We recently showcased how you can proxy the Stack Exchange API using Streamdata.io. The Stack Exchange API provides programmatic access to a variety of QA websites including the wildly popular Stack Overflow questions and answers, where developers can ask questions, and share answers across a variety of topics. The API provides access to a wealth of data about what is happening each day within the tech sector and is something we wanted to explore more when it comes to building machine learning models.
Using the Stack Overflow platform we’d like to better understand which companies people are talking about, and eventually, train a set of machine learning models that can be used to make some predictions. This project will rollout in several stages, but to begin working towards this objective, we wanted to begin by processing all URLs that are referenced within each question and answer. We already showed how to proxy the questions API from the Stack Exchange API, establishing a stream of questions and answers from Stack Overflow. Now we’d like to just add some code that pulls any URLs present in the streaming responses, and stores them separately for aggregating and counting by domain.

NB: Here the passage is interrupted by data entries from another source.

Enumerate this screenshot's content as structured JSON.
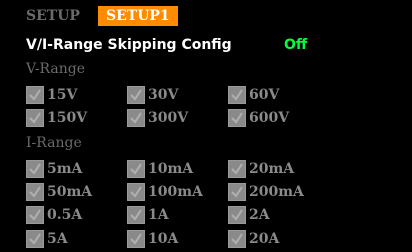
{
  "tabs": [
    {
      "label": "SETUP"
    },
    {
      "label": "SETUP1"
    }
  ],
  "config": {
    "label": "V/I-Range Skipping Config",
    "value": "Off"
  },
  "colors": {
    "accent": "#ff8c00",
    "on_value": "#00ff40",
    "disabled": "#8a8a8a",
    "background": "#000000"
  },
  "v_range": {
    "title": "V-Range",
    "items": [
      {
        "label": "15V",
        "checked": true
      },
      {
        "label": "30V",
        "checked": true
      },
      {
        "label": "60V",
        "checked": true
      },
      {
        "label": "150V",
        "checked": true
      },
      {
        "label": "300V",
        "checked": true
      },
      {
        "label": "600V",
        "checked": true
      }
    ]
  },
  "i_range": {
    "title": "I-Range",
    "items": [
      {
        "label": "5mA",
        "checked": true
      },
      {
        "label": "10mA",
        "checked": true
      },
      {
        "label": "20mA",
        "checked": true
      },
      {
        "label": "50mA",
        "checked": true
      },
      {
        "label": "100mA",
        "checked": true
      },
      {
        "label": "200mA",
        "checked": true
      },
      {
        "label": "0.5A",
        "checked": true
      },
      {
        "label": "1A",
        "checked": true
      },
      {
        "label": "2A",
        "checked": true
      },
      {
        "label": "5A",
        "checked": true
      },
      {
        "label": "10A",
        "checked": true
      },
      {
        "label": "20A",
        "checked": true
      }
    ]
  }
}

Once we have a years worth of historical data and pulling URLs in real time via the Stack Overflow streams we are setting up, we’ll start looking at other data points we can aggregate via the platform. Beyond URLs, we’ll look for specific company and product names, as well as variations on those, trying to understand beyond just the domain, getting more specific about what we track. The Stack Exchange API provides us with the ability to look at tags, and their popularity, but we are guessing there is a lot more unstructured data present in the questions and answers that aren’t represented in the tags. Across the URL, company, product, and tagging aggregation, we think we’ll be able to train some interesting ML prediction models that can take some guesses at what trends will keep growing, and which are taking more of a downward trend–providing some interesting data that can drive technological investment and adoption.